When Mrs Clark's conviction was later quashed in the Court of Appeal, her father complained to the General Medical Council (GMC) that the professor's evidence amounted to serious professional misconduct. The 73-year-old professor was found guilty last July by the GMC of serious professional misconduct following a finding by its Fitness to Practise Panel that his conduct was "fundamentally incompatible with what is expected by the public from a registered medical practitioner".

Mr Justice Collins said Prof Meadow had made one mistake in his evidence - he misunderstood and misinterpreted the statistics.

"It was a mistake, as the panel accepted, that was easily and widely made. It may be proper to have criticised him for not disclosing his lack of expertise, but that does not justify a finding of serious professional misconduct."

But he also ruled that all witnesses giving evidence in good faith, although the testimony may be wrong, are protected from civil prosecution and disciplinary action.

Mr Justice Collins said it was "quite unnecessary" to erase from the medical register someone like Prof Meadow, whom he described as a first-class paediatrician to whom many families owed much.

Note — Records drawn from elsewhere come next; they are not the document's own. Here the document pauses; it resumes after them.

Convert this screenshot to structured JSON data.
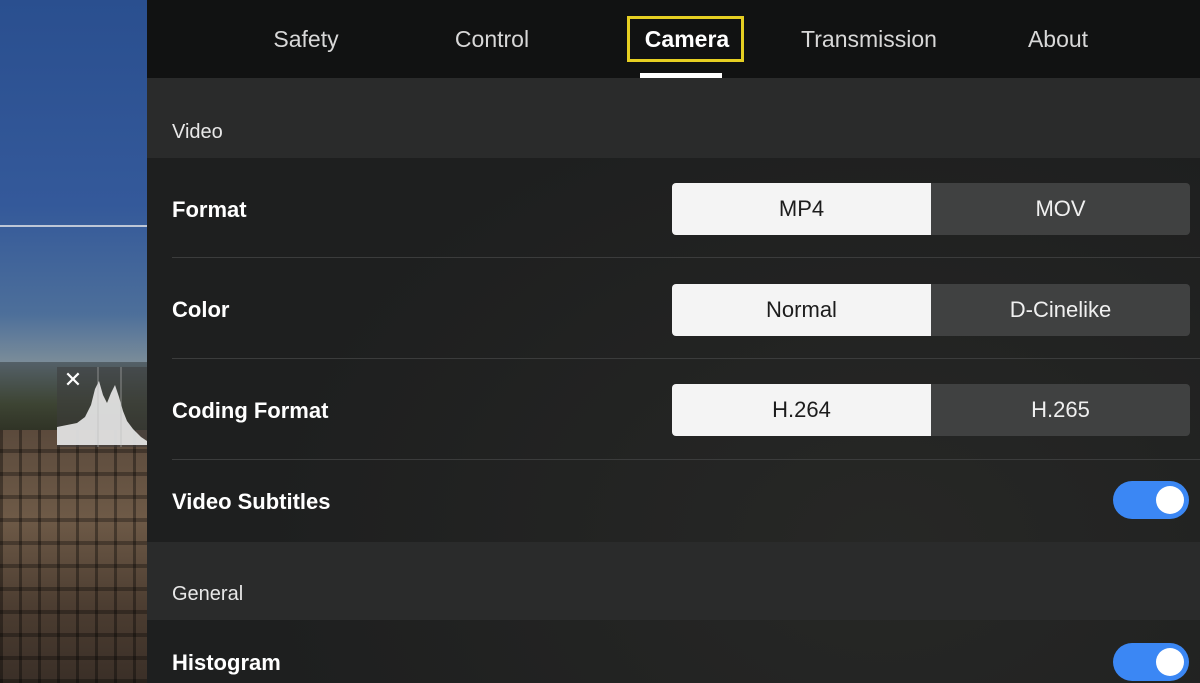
{
  "tabs": [
    {
      "label": "Safety"
    },
    {
      "label": "Control"
    },
    {
      "label": "Camera"
    },
    {
      "label": "Transmission"
    },
    {
      "label": "About"
    }
  ],
  "active_tab": "Camera",
  "sections": {
    "video": {
      "title": "Video",
      "format": {
        "label": "Format",
        "options": [
          "MP4",
          "MOV"
        ],
        "selected": "MP4"
      },
      "color": {
        "label": "Color",
        "options": [
          "Normal",
          "D-Cinelike"
        ],
        "selected": "Normal"
      },
      "coding_format": {
        "label": "Coding Format",
        "options": [
          "H.264",
          "H.265"
        ],
        "selected": "H.264"
      },
      "video_subtitles": {
        "label": "Video Subtitles",
        "enabled": true
      }
    },
    "general": {
      "title": "General",
      "histogram": {
        "label": "Histogram",
        "enabled": true
      }
    }
  },
  "histogram_overlay": {
    "close_icon": "close-icon",
    "close_glyph": "✕"
  },
  "colors": {
    "toggle_on": "#3b87f4",
    "highlight_box": "#e6cf22",
    "active_segment": "#f4f4f4",
    "inactive_segment": "#404141"
  }
}
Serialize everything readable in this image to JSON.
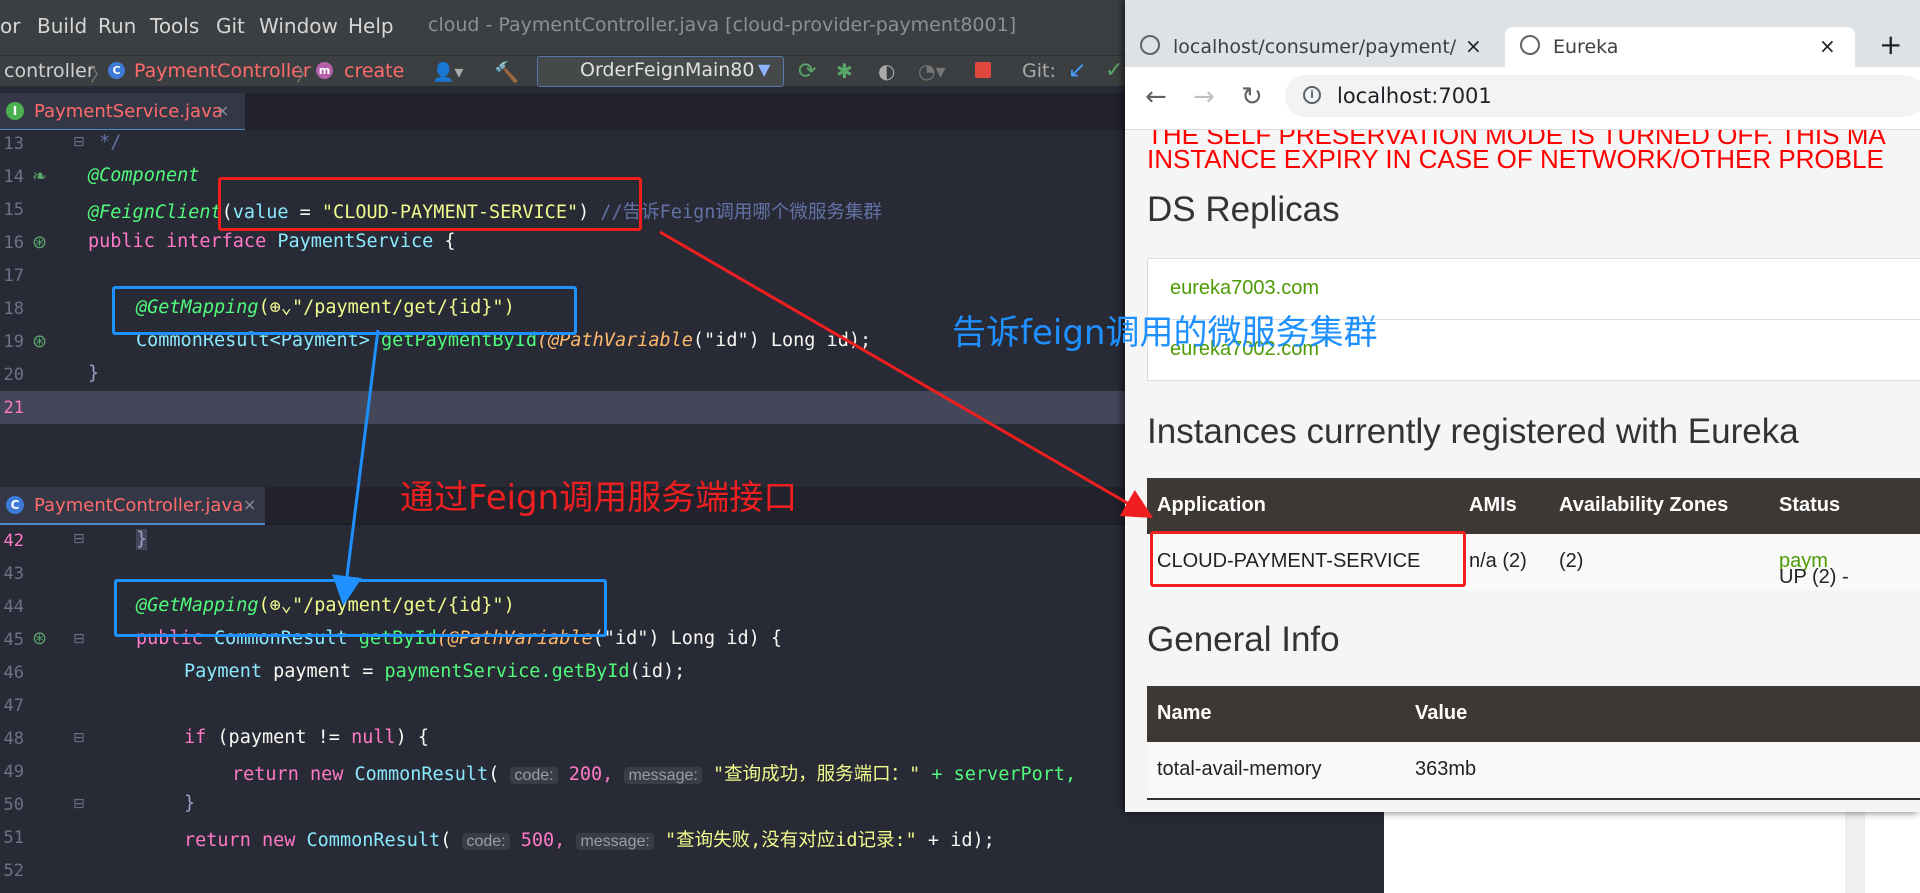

Prof Meadow was acclaimed as an expert in the field of Sudden Infant Death Syndrome (Sids) and how such deaths could be differentiated from children harmed by their parents - so-called Munchausen's Syndrome by Proxy.

He gave evidence that the risk of two infants dying naturally of Sids in a household such as Mrs Clark's was effectively one in 73 million.

Prof Meadow, of Woodgate Lane, Leeds, also gave evidence in the child murder trials of Angela Cannings and Donna Anthony, who were jailed for murdering their children but later cleared by the Court of Appeal.

Sally Clark's father, Frank Lockyer, a retired police superintendent, said his aim of ensuring "accountability" for what happened to his daughter had been achieved, despite the ruling.

And he stressed that the Clark family did not feel "vengeful" towards Prof Meadow and that they now wanted to get on with their lives. Mr Lockyer said: "A GMC panel of six, three of them doctors, considered what he did was serious professional misconduct.

"Today, a lone judge considers it wasn't. That probably says more about the system - that a judge can overturn six GMC people, three of them doctors," said Mr Lockyer.

He said that the consequences of Prof Meadow's mistake had been devastating for his solicitor daughter.

Donna Anthony, imprisoned for life in 1998 for killing her young daughter and son and freed on appeal last year, said of the ruling: "It seems to me he is now able once again to ruin other people's lives just like he has mine.

"Personally, all I have wanted for the last seven years is a simple apology and for him to admit he got it wrong."